18.Paragraphe 110 : Le Sous-Comité recommande à l ’ État partie de veiller à ce que tous les centres de privation de liberté et de protection de remplacement pour mineurs soient soumis à un système de visites de contrôle régulières et inopinées.

19.Le Chili a ratifié le Protocole facultatif se rapportant à la Convention contre la torture et autres peines ou traitements cruels, inhumains ou dégradants en 2008, s’imposant ainsi l’obligation internationale, dans un délai d’un an, d’administrer, de désigner ou de mettre en place un ou plusieurs mécanismes nationaux de prévention indépendants en vue de prévenir la torture à l’échelon national. Après la ratification, l’État a fait savoir que l’INDH serait l’entité désignée pour faire office de mécanisme national de prévention de la torture. Le Ministère de la justice et des droits de l’homme vient donc de rédiger un avant‑projet de loi visant à faire respecter l’obligation ainsi imposée, par la désignation de l’INDH comme mécanisme national de prévention de la torture. Lors de la rédaction, il a été tenu particulièrement compte des recommandations formulées par le Sous-Comité quant à l’assurance de l’indépendance fonctionnelle et financière du mécanisme, des méthodes employées pour remplir ses missions conformément à son propre programme de travail, en toute confidentialité, et avec une dotation en personnel distincte de celle de l’INDH. Parmi les missions du mécanisme national de prévention de la torture, il convient de s’attarder sur sa capacité à effectuer des visites inopinées dans des lieux où se trouvent ou peuvent se trouver des personnes privées de liberté.

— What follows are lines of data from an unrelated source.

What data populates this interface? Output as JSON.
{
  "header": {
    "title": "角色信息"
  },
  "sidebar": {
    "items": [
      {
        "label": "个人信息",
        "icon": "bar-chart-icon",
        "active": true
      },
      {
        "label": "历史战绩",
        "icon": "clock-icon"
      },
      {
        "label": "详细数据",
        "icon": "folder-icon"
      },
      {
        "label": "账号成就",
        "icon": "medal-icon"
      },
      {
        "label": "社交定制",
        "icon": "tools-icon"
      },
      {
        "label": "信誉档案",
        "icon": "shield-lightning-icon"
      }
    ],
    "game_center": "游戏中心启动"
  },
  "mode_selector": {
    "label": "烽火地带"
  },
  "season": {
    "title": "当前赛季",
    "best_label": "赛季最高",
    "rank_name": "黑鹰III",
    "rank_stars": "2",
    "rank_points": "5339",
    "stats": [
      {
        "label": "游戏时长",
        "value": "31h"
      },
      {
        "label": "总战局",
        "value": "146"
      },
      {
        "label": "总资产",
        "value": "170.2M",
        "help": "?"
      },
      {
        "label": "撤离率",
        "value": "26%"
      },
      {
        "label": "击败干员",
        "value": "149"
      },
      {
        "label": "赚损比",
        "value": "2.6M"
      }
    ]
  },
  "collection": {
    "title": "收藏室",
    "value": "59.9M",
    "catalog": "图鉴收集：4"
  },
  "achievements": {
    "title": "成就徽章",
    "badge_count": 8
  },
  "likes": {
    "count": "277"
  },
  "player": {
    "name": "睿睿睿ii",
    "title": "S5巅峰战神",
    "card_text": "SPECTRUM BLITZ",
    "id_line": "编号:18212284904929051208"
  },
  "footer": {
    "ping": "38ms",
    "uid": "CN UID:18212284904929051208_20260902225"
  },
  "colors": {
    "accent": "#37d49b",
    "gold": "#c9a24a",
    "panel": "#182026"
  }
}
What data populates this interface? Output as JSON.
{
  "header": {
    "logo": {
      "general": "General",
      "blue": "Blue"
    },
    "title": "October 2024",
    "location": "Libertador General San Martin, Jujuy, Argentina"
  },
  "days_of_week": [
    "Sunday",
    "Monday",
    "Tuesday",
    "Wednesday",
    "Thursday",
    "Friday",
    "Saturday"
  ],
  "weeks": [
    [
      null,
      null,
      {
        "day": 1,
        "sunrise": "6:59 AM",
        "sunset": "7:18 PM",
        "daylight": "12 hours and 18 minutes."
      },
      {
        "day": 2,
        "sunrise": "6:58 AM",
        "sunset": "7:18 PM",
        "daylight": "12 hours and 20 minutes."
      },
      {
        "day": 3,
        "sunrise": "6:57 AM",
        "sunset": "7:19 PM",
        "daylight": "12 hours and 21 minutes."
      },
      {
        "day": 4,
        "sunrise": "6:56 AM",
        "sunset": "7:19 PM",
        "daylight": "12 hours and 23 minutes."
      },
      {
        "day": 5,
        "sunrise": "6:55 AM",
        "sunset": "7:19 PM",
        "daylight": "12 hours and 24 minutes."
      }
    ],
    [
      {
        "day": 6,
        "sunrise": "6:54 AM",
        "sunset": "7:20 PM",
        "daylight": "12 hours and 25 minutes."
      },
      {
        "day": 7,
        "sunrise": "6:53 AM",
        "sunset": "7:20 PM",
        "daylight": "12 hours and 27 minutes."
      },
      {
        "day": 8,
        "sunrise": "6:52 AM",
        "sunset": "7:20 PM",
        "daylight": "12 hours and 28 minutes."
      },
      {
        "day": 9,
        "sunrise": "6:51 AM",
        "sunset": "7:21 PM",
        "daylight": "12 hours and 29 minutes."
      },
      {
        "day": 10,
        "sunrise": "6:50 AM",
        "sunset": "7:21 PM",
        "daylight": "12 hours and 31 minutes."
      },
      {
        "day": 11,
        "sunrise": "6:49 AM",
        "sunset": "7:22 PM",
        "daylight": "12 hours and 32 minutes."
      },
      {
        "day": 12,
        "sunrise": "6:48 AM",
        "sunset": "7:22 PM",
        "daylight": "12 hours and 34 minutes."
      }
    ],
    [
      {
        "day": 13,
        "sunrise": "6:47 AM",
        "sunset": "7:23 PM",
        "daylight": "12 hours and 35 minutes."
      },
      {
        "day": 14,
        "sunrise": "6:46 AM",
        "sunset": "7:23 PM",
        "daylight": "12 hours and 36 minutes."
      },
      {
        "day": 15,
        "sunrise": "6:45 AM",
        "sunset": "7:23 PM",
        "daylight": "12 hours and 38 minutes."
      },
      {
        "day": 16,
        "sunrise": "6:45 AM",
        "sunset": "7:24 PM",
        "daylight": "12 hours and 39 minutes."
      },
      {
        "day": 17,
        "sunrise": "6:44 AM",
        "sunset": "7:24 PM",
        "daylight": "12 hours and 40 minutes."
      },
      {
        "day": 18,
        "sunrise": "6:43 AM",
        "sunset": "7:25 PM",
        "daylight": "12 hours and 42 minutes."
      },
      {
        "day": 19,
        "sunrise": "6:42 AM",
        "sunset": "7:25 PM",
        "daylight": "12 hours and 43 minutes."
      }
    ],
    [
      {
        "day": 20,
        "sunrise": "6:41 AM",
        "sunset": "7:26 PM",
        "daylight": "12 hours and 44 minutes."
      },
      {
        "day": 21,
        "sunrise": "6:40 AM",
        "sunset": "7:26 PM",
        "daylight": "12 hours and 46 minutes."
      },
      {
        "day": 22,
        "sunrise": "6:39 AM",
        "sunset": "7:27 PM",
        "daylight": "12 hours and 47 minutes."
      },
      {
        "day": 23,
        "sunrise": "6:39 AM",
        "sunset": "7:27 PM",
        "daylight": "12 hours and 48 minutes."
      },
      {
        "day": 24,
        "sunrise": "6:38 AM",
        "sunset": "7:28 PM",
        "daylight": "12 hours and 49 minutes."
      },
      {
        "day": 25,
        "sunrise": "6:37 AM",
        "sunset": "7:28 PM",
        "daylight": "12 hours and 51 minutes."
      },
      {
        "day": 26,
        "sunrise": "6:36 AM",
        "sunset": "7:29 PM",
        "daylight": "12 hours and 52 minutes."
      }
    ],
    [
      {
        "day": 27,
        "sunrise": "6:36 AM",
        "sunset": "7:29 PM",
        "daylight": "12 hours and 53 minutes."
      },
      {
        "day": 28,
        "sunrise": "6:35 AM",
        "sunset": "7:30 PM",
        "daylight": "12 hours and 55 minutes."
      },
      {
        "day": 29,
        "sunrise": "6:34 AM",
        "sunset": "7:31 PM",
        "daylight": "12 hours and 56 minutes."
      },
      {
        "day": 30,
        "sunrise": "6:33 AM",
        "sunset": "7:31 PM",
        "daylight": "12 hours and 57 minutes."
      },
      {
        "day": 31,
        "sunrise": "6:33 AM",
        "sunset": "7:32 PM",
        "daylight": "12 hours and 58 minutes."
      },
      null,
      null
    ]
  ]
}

20.Selon l’avant-projet de loi, le mécanisme national de prévention serait mis en place progressivement et bénéficierait chaque année d’un budget répondant à ses besoins. Le Ministère de la justice et le Ministère-Secrétariat général de la présidence s’attellent actuellement à la version finale du texte, qui sera communiquée à la Direction du budget du Ministère des finances, ainsi qu’à l’INDH lui-même, afin que le projet de loi soit présenté devant le Congrès national dans les prochaines semaines.

2.1.2Incrimination de la torture

21.Paragraphe 24 : Le Sous-Comité fait siennes les recommandations du Comité contre la torture (2009) ainsi que les recommandations issues du second Examen périodique universel concernant le Chili (2014) et demande instamment à l ’ État partie de rendre les dispositions incriminant la torture pleinement conformes au droit international, en particulier à l ’ article premier de la Convention contre la torture. Il prie également l ’ État partie d ’ harmoniser sa législation et, en particulier, d ’ abroger les articles 150 A et B du Code pénal ainsi que l ’ article 19 du décret-loi n o  2460. Pour finir, le Sous-Comité recommande de prévoir dans la loi des sanctions pour les traitements cruels, inhumains et dégradants qui ne sont pas constitutifs de torture.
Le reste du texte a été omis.